Le Scaphandre et le Papillon

« I must be a cold-hearted bitch (Je dois être une chienne au coeur de pierre) » que j'ai lancé en haussant les épaules à mes confrères américains, tous étonnés que je n'aie pas versé la moindre larme durant la projection du film de Julian Schnabel, Le Scaphandre et le Papillon, d'après le récit autobiographique de Jean-Dominique Bauby, ex-rédac'chef de Elle, qui fut atteint du locked-in syndrome à la suite d'un AVC.

Récipiendaire du Prix de la mise en scène, bien que pressenti par plusieurs de mes confrères pour la Palme d'Or, ce film porté par l'excellent Mathieu Amalric adopte la majeure partie du temps le point de vue de Bauby, qui ne voyait plus que de l'oeil gauche, avec lequel il dicta à coup de battements de paupière son livre, paru en 1997, quelques jours avant sa mort.

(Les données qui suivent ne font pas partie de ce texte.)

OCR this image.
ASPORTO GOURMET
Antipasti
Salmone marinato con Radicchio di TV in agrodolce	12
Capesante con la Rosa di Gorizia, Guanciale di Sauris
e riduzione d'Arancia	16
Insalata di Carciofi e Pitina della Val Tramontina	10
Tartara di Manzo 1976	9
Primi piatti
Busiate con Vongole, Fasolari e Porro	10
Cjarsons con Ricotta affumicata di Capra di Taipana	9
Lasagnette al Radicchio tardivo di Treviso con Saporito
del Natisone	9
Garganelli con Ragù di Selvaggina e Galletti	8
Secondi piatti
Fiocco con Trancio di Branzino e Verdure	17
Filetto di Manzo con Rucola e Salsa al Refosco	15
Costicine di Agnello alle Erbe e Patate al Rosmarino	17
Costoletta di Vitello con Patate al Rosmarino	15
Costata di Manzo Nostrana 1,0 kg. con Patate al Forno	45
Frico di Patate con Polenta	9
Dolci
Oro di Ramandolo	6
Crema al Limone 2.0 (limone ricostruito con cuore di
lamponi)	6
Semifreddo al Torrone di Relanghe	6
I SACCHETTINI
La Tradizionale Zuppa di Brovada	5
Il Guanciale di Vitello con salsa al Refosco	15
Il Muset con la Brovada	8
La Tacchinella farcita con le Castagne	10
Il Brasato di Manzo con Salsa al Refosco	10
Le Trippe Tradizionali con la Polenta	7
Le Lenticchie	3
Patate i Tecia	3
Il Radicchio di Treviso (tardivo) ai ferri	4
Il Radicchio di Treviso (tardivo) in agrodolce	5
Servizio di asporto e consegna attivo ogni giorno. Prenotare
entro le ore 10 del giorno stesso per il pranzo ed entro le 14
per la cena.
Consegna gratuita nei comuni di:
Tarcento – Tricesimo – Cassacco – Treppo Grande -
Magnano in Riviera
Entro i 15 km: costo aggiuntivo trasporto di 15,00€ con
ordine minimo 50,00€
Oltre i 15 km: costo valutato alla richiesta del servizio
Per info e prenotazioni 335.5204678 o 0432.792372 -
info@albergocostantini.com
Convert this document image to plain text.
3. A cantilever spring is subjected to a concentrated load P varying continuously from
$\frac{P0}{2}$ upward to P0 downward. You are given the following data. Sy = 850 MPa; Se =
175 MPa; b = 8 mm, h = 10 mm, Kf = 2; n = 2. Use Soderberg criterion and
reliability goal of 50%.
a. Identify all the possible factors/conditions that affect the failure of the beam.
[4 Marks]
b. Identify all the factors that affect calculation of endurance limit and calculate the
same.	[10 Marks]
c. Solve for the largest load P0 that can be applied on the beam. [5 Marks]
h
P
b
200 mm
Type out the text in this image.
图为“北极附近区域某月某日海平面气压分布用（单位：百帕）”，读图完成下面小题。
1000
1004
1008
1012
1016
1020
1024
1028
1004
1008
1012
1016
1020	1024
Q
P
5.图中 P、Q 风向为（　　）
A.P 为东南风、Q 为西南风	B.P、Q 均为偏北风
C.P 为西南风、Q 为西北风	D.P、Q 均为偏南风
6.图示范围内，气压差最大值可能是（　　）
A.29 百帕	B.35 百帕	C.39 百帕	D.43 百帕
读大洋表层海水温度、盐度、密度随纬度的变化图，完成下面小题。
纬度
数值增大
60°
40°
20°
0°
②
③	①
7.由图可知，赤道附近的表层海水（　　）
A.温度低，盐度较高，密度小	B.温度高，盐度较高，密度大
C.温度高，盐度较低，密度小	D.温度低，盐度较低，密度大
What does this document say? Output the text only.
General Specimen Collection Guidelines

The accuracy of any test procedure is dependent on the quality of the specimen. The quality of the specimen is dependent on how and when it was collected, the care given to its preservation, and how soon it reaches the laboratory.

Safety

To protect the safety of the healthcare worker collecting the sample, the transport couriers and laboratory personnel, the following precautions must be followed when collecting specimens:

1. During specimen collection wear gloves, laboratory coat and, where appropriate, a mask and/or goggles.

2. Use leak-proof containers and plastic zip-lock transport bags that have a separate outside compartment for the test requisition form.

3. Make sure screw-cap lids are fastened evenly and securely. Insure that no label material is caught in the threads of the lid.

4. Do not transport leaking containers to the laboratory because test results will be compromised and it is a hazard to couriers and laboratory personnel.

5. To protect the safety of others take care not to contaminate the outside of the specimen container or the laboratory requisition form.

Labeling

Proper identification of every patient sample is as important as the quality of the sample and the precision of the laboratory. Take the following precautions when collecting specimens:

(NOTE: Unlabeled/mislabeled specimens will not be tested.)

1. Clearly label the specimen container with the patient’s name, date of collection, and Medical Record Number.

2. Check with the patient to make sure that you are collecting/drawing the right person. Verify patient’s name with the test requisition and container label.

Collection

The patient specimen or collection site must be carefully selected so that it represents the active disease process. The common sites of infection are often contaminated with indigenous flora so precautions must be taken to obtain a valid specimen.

En résulte par moments, notamment lors de la scène d'ouverture, de fort belles images texturées, presque abstraites, qui traduisent parfaitement les états d'âme de cet homme, dandy plutôt antipathique, prisonnier de son corps. Toutefois, ce choix de mise en scène se révèle assez lourd à la longue – plus subtile cependant que ces flashes où l'on voit Amalric coincé dans un scaphandre en suspens dans l'océan.

En fait, si je n'ai pas été touchée autant que mes confrères, c'est que j'avais trop souvent l'impression que Schnabel avait davantage tenté de démontrer la laborieuse façon avec laquelle Bauby avait réussi à écrire son livre, grâce à la patience d'ange de son assistante qui nota le tout et de l'orthophoniste (Marie-Josée Croze, dont le sourire bienveillant illumine l'écran à chacune de ses apparitions) qui lui apprit comment communiquer, plutôt que de démystifier le sentiment d'enfermement dont il fut le premier à pouvoir témoigner. Au risque de me répéter, vaut peut-être mieux se rabattre sur le livre.